- The Washington Times - Tuesday, February 4, 2003

ALHAMBRA, Calif. (AP) Phil Spector, the legendary record producer whose "wall of sound" helped change the sound of pop music in the 1960s, was arrested yesterday on suspicion of shooting a woman to death at his suburban mansion.
Mr. Spector, 62, was seized at the castlelike estate around 5 a.m. after someone in the home called authorities. Sgt. Joe Efflandt said Mr. Spector was taken to the Alhambra Police Department and booked for investigation of murder.
He was released shortly after 7 p.m. after posting $1 million bail, said Los Angeles County sheriff's Deputy Rich Pena.
Lawyer Robert Shapiro, whose clients have included O.J. Simpson, was representing Mr. Spector. "I don't know answers to any of this," Mr. Shapiro said by telephone from the Alhambra Police Department before his client's release.
Authorities did not immediately identify the woman or her relationship to Mr. Spector.
The victim, found in the foyer, appeared to be in her early to mid-20s, and authorities were trying to locate her relatives, sheriff's Lt. Daniel Rosenberg said. He said deputies had found the gun, but released no details.
Police arrived after someone in the home called to report shots had been fired, Lt. Rosenberg said.
"Someone else was there at the time of the shooting," he said, declining to elaborate. A black Mercedes-Benz sedan with the driver's door open was parked in the driveway of the home, which records show that Mr. Spector bought for $1.1 million in 1998.
A close friend, lawyer Marvin Mitchelson, said Mr. Spector lived alone and didn't have a girlfriend.
Mr. Mitchelson said he and Mr. Spector had been trying to put together a movie about Mr. Spector's life.
"His mental state has been great, very rational, very together," Mr. Mitchelson said.
Mr. Spector is famous for creating the "wall-of-sound" effect that involved overdubbing scores of musicians to create a full, dramatic sound. The lush technique changed the way pop records were produced while bringing fame to singing groups such as the Ronettes and the Crystals.
In his storied career, Mr. Spector produced records for Elvis Presley, Ike and Tina Turner, the Righteous Brothers, and Darlene Love. He produced the last Beatles album, "Let It Be," in 1970. He worked with John Lennon on "Imagine" and helped Yoko Ono produce Mr. Lennon's work after he was killed in 1980.
Among the hits to bear his signature style are "Da Doo Ron Ron" and "Then He Kissed Me" by the Crystals, "Walking in the Rain" by the Ronettes, and "You've Lost That Lovin' Feelin" by the Righteous Brothers.
His session players, known as the Wrecking Crew, included guitarist Glen Campbell, pianist Leon Russell, drummer Hal Blaine and the late Sonny Bono, who learned the producer's trade under Mr. Spector. But his production style, involving heavy use of echo, went out of style.

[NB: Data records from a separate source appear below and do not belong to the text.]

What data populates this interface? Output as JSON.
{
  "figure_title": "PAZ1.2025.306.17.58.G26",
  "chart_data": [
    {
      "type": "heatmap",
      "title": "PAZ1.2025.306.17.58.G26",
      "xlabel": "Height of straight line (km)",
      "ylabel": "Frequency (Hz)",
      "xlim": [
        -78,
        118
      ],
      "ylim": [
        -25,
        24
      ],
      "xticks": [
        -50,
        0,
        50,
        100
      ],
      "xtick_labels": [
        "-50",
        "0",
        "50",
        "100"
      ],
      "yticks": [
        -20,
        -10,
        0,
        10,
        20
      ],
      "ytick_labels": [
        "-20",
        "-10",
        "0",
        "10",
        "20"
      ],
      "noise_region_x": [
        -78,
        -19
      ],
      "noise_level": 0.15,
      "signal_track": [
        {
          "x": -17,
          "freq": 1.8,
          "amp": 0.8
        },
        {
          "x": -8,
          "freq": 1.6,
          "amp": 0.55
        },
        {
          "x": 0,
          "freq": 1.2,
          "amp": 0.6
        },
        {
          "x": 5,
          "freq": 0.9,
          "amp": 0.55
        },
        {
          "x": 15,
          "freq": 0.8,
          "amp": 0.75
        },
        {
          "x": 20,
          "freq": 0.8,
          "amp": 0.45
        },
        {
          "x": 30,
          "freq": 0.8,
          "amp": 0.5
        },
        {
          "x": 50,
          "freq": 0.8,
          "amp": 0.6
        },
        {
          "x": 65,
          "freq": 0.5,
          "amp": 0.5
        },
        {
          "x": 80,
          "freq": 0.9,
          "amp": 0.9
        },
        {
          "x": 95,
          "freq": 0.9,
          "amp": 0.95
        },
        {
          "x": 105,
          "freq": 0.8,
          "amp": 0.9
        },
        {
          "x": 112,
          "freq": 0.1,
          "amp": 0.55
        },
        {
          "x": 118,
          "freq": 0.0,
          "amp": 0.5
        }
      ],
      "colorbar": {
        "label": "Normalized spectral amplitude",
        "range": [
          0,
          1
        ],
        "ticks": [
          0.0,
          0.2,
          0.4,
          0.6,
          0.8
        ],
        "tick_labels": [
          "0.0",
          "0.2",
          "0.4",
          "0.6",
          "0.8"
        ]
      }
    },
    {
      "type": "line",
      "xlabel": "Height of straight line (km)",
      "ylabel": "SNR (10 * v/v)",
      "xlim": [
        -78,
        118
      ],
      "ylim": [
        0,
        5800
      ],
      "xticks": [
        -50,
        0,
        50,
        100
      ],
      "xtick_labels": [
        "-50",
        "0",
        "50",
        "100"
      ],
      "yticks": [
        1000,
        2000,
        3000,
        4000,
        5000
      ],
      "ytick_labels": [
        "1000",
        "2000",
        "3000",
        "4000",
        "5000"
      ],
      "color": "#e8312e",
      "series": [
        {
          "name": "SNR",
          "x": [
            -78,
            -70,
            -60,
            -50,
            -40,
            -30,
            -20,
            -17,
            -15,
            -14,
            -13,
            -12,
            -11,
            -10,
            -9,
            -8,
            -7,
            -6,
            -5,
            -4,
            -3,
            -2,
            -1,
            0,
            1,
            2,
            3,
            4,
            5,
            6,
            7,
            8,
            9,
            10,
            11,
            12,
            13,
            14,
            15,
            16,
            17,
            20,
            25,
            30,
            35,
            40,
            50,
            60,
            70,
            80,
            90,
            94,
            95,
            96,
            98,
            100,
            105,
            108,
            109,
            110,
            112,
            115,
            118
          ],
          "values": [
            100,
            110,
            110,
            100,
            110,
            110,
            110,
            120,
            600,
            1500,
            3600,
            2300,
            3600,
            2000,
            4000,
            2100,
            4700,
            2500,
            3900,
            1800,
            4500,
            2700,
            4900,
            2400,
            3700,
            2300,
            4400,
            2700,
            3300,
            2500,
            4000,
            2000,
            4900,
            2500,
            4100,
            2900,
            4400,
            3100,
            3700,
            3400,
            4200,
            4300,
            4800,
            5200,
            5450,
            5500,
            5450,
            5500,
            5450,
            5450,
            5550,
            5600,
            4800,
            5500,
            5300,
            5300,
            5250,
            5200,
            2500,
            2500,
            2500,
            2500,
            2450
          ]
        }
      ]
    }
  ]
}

Mr. Spector, who was inducted into the Rock and Roll Hall of Fame in 1989, has been reclusive during the past couple of decades. His last major album was "End of the Century," a 1980 collaboration with the Ramones.
During the session, the late bassist Dee Dee Ramone once said, Mr. Spector pulled a gun on the band.
"I don't think he would hurt a fly. Until anything happens, you're innocent until you're proven guilty. I don't think Phil had it in him to murder anybody," Marky Ramone, drummer for the Ramones, told the Fox News Channel.
The producer is said to have demonstrated near-psychotic and abusive behavior, according to a 1995 biography by Rolling Stone magazine.
"It had to stop," Mr. Spector said of his behavior in a 1977 Los Angeles Times interview. "Being the rich millionaire in the mansion and then dressing up as Batman. I have to admit I did enjoy it to a certain extent. But I began to realize it was very unhealthy."
Mr. Spector was a 17-year-old student at Fairfax High School in Los Angeles when he wrote and produced his first No. 1 hit, for the Teddy Bears, a 1958 ballad called "To Know Him Is to Love Him." Its title was taken from the inscription on the gravestone of his father, Benjamin, who committed suicide in 1949, when Spector was 9.